By: Beck Hansen

Written by: Beck Hansen

  1. Dandelion (3:18)
    Available on IRM.
    Bram Inscore: Bass
    David Campbell: Conductor, String Arrangement
    Joey Waronker: Drums
    Beck Hansen: Guitar (Electric), Producer
    David Ralicke: Saxophone, Trombone
    Matt Demeritt: Saxophone (Tenor)
    Chris Bautista: Trumpet
    Charlotte Gainsbourg: Vocals
Dandelion [Version (a)]:

Red River, keep on rolling down
It's been a long time since I let my hair hang down
I'll take my time before I go under the ground
Oh Dandelion, tell me what you're thinking now

Shape I'm in, I better get back home soon
I got one eye on the road and one eye on the big black moon
Dandelion, won't you tell me what to do?

Ironsides rusting in the railroad rain
Now I found out what the Captain Of The Morning was saying
Dandelion, better hope your mother is praying

Dumb luck is the only luck I ever knew
I'd make a wish but I don't think it'll ever come true
Dandelion, I guess I'll leave it up to you

Belle Starr, she doesn't have any shoes
She walks crooked and paints her eyelids blue
Dandelion, I wanna go there too
The Song:

"Dandelion" is from Charlotte Gainsbourg's album, IRM. Beck cowrote and produced the entire album.

The song is a laidback glam blues, not terribly original musically, but a style which I always welcome. The clever and light lyrics feel cinematic, with lots of scenes and characters mixed together.

There are a number of references here worth noting:

Red River is a common name of rivers and places, so I cannot say what Beck is referring to exactly. However, there is a classic blues song called "Red River Blues," which includes the lines "Red River, Red River, tell me what to do." This is the same thing asked of Dandelion: "Dandelion, won't you tell me what to do?"

"Shape I'm in" is also an old blues phrase, in lots of songs. It usually refers to the miserable, desperate mindset.

Ironsides was an old legendary wooden war ship from the 1700s, that never lost a battle. That's not what Beck is referring to here, as he mentions a railroad and it rusting. So he's just borrowing the image and name, of something solid and strong breaking down.

The next verse, I love. "I'd make a wish but I don't think it'll ever come true" is a great expression of hopelessness.

Finally, Belle Starr was a famous outlaw in the mid-1800s. She robbed stagecoaches and stole horses and things. Bob Dylan references her in "Tombstone Blues," while also singing "Mama's in the factory / she ain't got not shoes."

Anyway, all of Beck's blues scenes end up directed at the Dandelion, which does bring the song more to life. Without those lines, the song would likely feel overly fantastic, a series of old-time images with little connection.

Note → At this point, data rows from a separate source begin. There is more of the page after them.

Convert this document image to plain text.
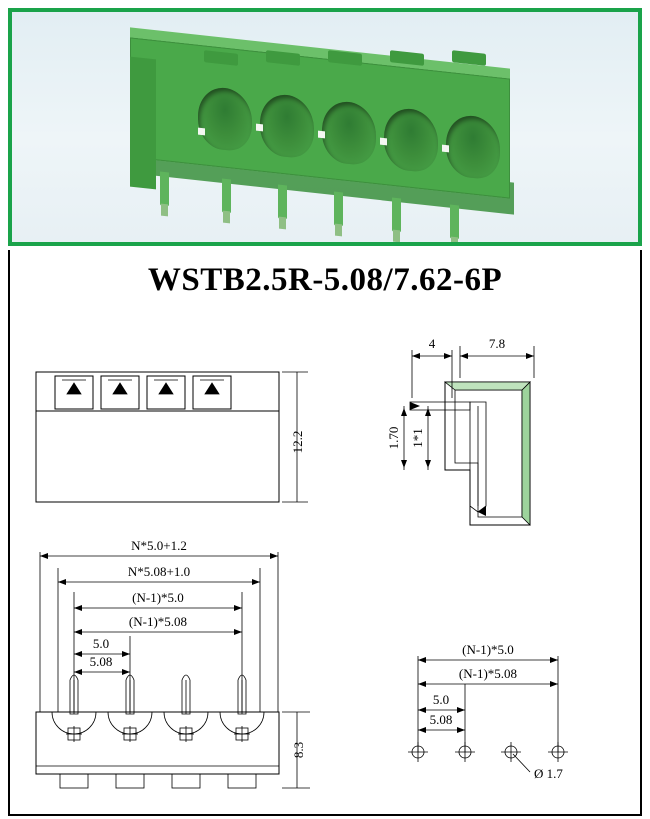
WSTB2.5R-5.08/7.62-6P
12.2
4	7.8
1.70 1*1
N*5.0+1.2
N*5.08+1.0
(N-1)*5.0
(N-1)*5.08
5.0
5.08
8.3
(N-1)*5.0
(N-1)*5.08
5.0
5.08
Ø 1.7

In the liner notes of IRM, there are handwritten lyrics, which include some lines that were changed. The first verse originally was "I'll take it slow" instead of "I'll take my time." Also later, it was "Ironsides rusting in the Spanish rain" instead of "railroad rain." Also, from the change in handwriting, it appears the "dumb luck" verse may have been added at the last minute.